The actual deposit receipt agreement, attached to the widow's complaint, reflects that Mrs. Cardini signed the contract twice and also initialed certain written portions. However, the contract reveals that the word "seller" appears throughout the document in the singular tense, and the fact that there may be more than one seller, besides the decedent, is indicated only by Mrs. Cardini's signatures and initials.[2]

The widow's contention before this court is the same argument she made before the trial court, which directed a verdict in favor of the executor and the other heirs at the conclusion of Mrs. Cardini's case.

She argues that under the doctrine of equitable conversion and the holding in Tingie v. Hornsby, Fla.App. 1959, 111 So.2d 274, the decedent's interest in the real property converted into personalty following the entry into the deposit receipt contract.

According to this line of reasoning, the benefits (proceeds) of the contract were intended to accrue to both Mr. and Mrs. Cardini jointly, and therefore an estate by the entirety was created as a matter of law.
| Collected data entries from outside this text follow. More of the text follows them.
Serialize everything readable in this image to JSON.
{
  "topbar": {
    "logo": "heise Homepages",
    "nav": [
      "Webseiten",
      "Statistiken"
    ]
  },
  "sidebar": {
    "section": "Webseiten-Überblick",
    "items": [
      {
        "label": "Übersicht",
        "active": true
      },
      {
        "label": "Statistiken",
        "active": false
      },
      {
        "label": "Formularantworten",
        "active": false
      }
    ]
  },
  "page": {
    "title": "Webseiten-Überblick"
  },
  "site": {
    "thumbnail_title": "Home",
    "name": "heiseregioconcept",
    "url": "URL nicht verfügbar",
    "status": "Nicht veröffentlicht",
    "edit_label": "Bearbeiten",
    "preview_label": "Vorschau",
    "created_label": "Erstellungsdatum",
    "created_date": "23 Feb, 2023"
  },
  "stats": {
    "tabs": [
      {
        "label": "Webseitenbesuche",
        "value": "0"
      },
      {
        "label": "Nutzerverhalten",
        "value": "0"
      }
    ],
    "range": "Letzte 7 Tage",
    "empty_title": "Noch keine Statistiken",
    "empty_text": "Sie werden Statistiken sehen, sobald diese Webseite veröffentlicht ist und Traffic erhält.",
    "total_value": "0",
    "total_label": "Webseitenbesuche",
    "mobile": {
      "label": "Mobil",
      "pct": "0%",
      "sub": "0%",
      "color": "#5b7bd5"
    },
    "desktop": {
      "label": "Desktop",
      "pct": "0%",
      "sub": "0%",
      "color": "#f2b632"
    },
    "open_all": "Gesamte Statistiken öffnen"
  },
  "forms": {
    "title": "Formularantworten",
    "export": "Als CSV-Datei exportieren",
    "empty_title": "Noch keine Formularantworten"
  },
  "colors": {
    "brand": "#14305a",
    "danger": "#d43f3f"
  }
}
The creation of an estate by the entirety in personalty is fundamentally a question of intent which must be proven. Bailey v. Smith, Fla. 1925, 89 Fla. 303, 103 So. 833; First National Bank of Leesburg v. Hector Supply Co., Fla. 1971, 254 So.2d 777.

In our opinion, this case is distinguishable both from Tingle v. Hornsby, supra, and from Jordan v. Jordan, 217 Ark. 30, 228 S.W.2d 636 (1950 Ark.), relied upon in the Tingle case and by the widow herein.

In the instant cause, we cannot conclude that Mrs. Cardini's signature on the contract along with her husband's can be translated into an intention to create a tenancy by the entirety in the proceeds. And, we do not think the widow's assertion that the decedent intended to apply the proceeds to a new house and to take title jointly with Mrs. Cardini is controlling.

The marriage between the decedent and Mrs. Cardini was the second time they were married to each other. They were married again on January 13, 1973, less than six months before the decedent died.[3]*74 The decedent held none of his other assets jointly with Mrs. Cardini, and the record reveals that in April, 1973 following a disagreement with his wife, the decedent filed an action to dissolve the marriage which he immediately discontinued.

Viewing the testimony in a light most favorable to the widow upon a directed verdict against her, we can conclude only that the testimony she offered before the trial court at best could reflect a desire by her husband to provide her with a home which would be hers when he died.

While this may manifest a future intention to purchase a home as tenants by the entireties, we do not think the evidence sufficiently demonstrates a present intention to receive the proceeds from the sale of the Miami Beach house as tenants by the entirety where the decedent alone held title to the real property.

Turning now to the executor's appeal from the order assigning a dower interest in the proceeds to Mrs. Cardini, it is obvious from the record on appeal that the executor advanced his contention that the widow relinquished her dower interest as a legal afterthought.

Throughout the declaratory judgment proceeding, the executor argued that Mrs. Cardini was entitled at most to a dower interest in the proceeds.